VG: Another one worth looking at Mexoro (OTCBB:MXOM). I
went to visit their property just an hour outside of Chihuahua Mexico in mid
October and was very impressed. This project is really nice, and from what I
understand, they've applied to trade on the TSX, which would give it a fair
bit more liquidity, a lot more transparency, and a lot more access by the
major funds. The company right now has about 1.2 million ounces of gold on
the property, grading around 3 grams a ton. That's based on 50 drill holes.
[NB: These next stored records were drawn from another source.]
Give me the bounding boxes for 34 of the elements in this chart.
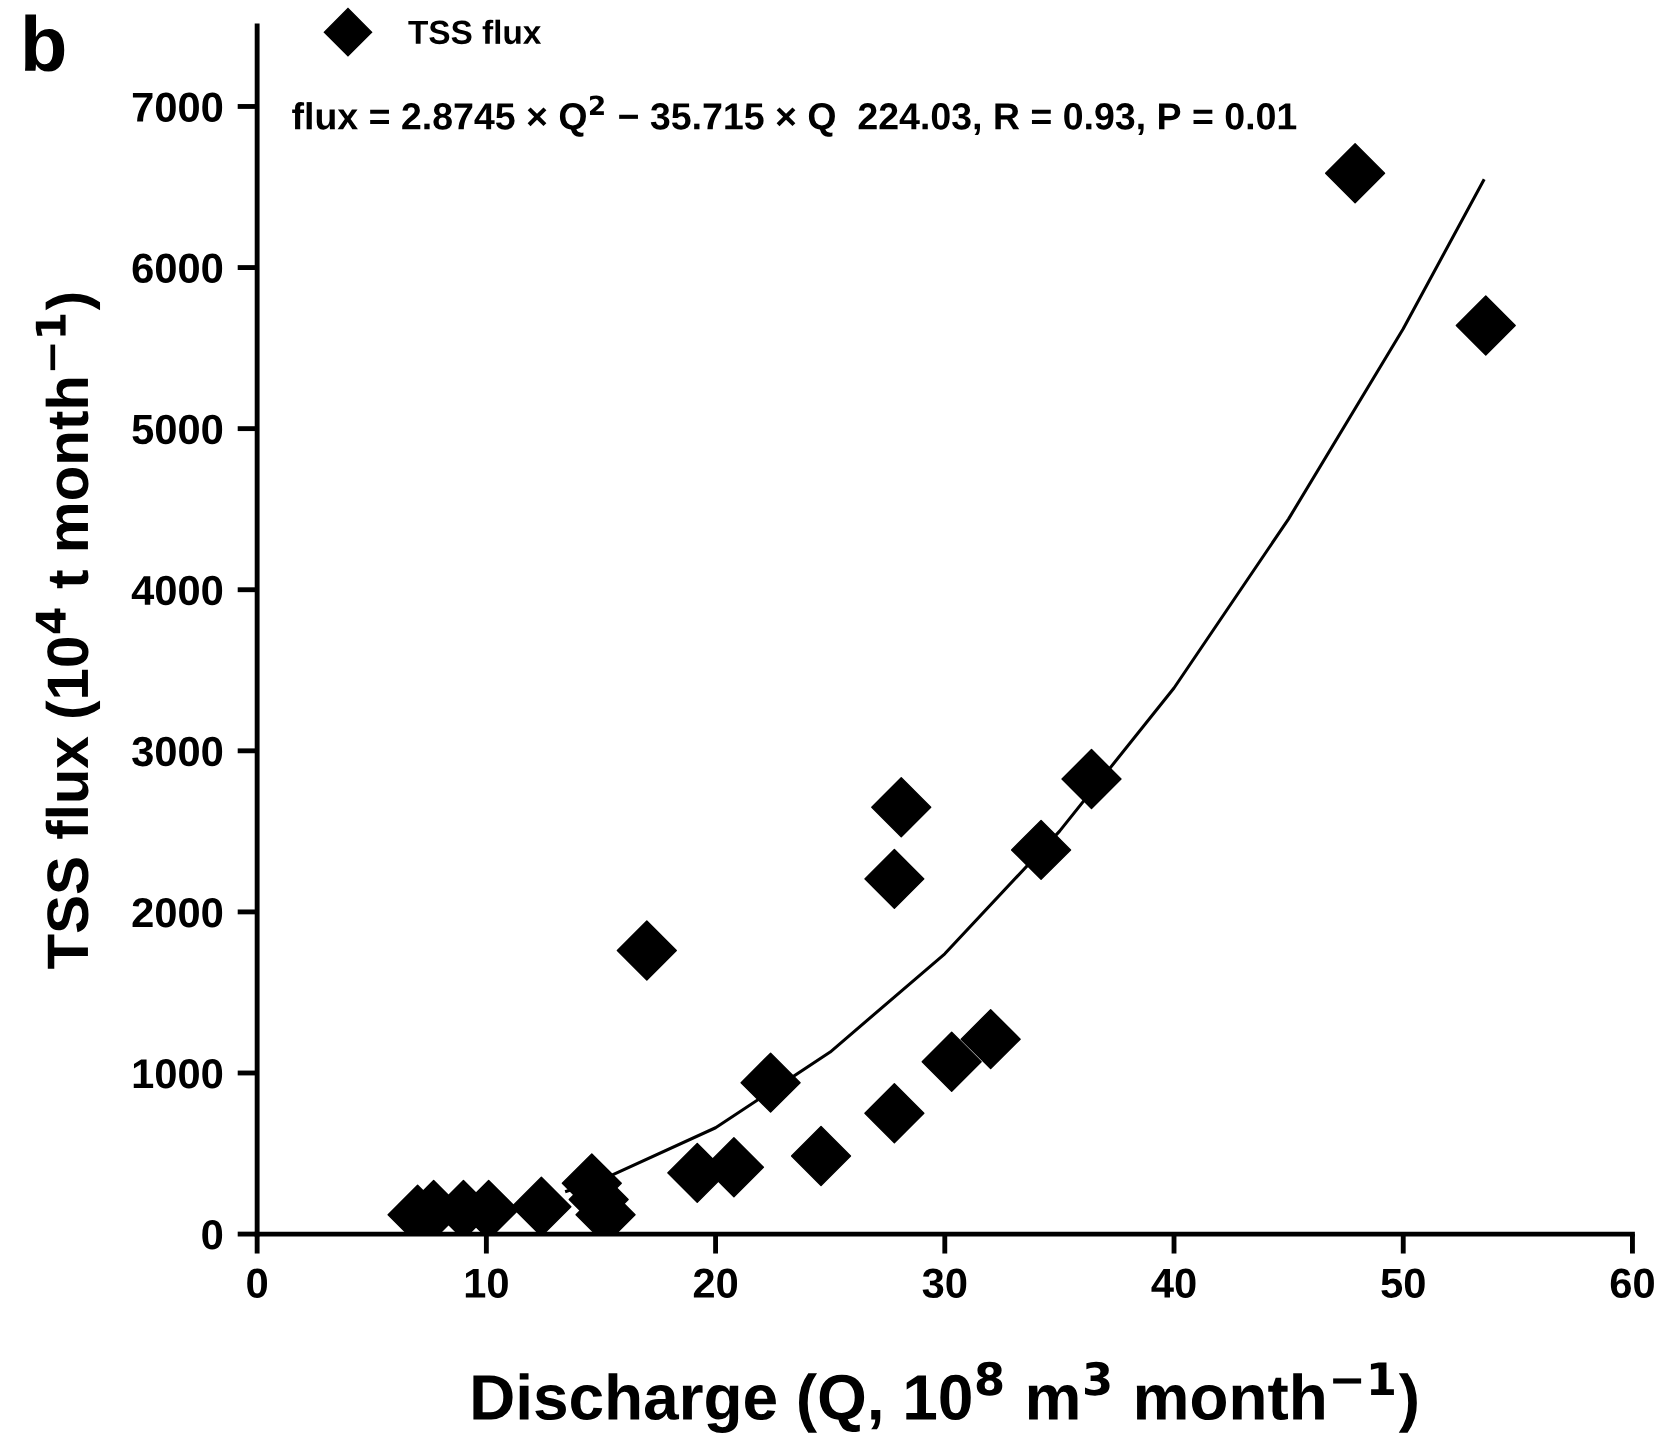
point — [1061, 748, 1122, 810]
y-tick-label: 1000 — [133, 1058, 223, 1089]
point — [511, 1176, 572, 1235]
x-tick-label: 30 — [922, 1268, 967, 1299]
point — [1455, 295, 1516, 356]
y-tick-label: 7000 — [132, 92, 223, 122]
x-axis-title: Discharge (Q, 10$^{8}$ m$^{3}$ month$^{−1}$) — [473, 1361, 1417, 1433]
x-tick-label: 40 — [1151, 1268, 1196, 1299]
point — [864, 1083, 925, 1144]
point — [864, 848, 925, 910]
y-tick-label: 3000 — [132, 736, 223, 767]
legend-label: TSS flux — [408, 19, 542, 45]
point — [616, 920, 677, 981]
chart-title: b — [25, 14, 65, 72]
point — [1010, 819, 1072, 881]
x-tick-label: 50 — [1381, 1268, 1425, 1299]
point — [871, 777, 932, 838]
y-tick-label: 6000 — [132, 253, 223, 284]
point — [921, 1031, 982, 1092]
line-series — [565, 179, 1485, 1193]
y-axis-title: TSS flux (10$^{4}$ t month$^{−1}$) — [35, 293, 101, 969]
y-tick-label: 2000 — [132, 897, 223, 928]
x-tick-label: 10 — [465, 1268, 508, 1299]
point — [740, 1052, 801, 1113]
point — [790, 1125, 852, 1187]
y-tick-label: 5000 — [132, 414, 223, 445]
point — [1324, 143, 1386, 204]
y-tick-label: 4000 — [131, 575, 223, 606]
annotation: flux = 2.8745 × Q$^{2}$ − 35.715 × Q 224.03, R = 0.93, P = 0.01 — [292, 95, 1297, 137]
x-tick-label: 20 — [693, 1268, 738, 1299]
x-tick-label: 60 — [1610, 1268, 1654, 1299]
y-tick-label: 0 — [202, 1220, 223, 1250]
point — [960, 1009, 1021, 1070]
x-tick-label: 0 — [247, 1268, 268, 1299]
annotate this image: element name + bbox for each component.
They drilled 103, so they're going to update their resource calculation with
the balance of the holes plus some more drilling, so we can expect that the
resource is going to increase reasonably significantly, I would say, just by
adding the rest of the holes they've drilled already. Sometime in early
November the mill should be completed and they should be getting into
production. Once it's up in full production and ramped up, this company
should be producing about 30,000 ounces of gold at a cash cost of around
$300. That's very cheap gold, and cash flow is good. I personally like to see
a company with a) cash flow and b) exploration upside—and Mexoro has
both. The exploration team is one of the best I've seen.
The company is trading at about 40 cents with 50 million shares out. So,
really, it's a $20 million company with a mill that is basically complete, a
resource of 1.2 million ounces of gold as it stands now, and production once
it's ramped up at roughly 30,000 ounces per year. That's all worth more than
$20 million, which is why I'm intrigued with this company.
TGR: Any parting thoughts today, Victor?
VG: I'll reiterate that the junior space is a very good place to be
because it certainly has the most upside potential. This is particularly the
case with the right companies and some of the risk mitigated (i.e., a
resource with some production or an acquisition that was done or something
else where you don't have to do everything from the ground up). Mind you, if
you do get something from the ground up, such as Richfield, you get a big,
big return. I would also repeat a caution: We hope we'll see only a small
pullback here, and then a continued rally. But it is quite possible that this
pullback will be protracted, or will lead into a bit of a crash. It's
important to really be on top of the markets to see what they do.
TGR: With those words of caution and optimism, we thank you once
again.
DISCLOSURE: Victor
Gonçalves
I personally and/or
my family own the following companies mentioned in this interview: Kent,
Richfield Ventures, NioGold, Mexoro and Midland.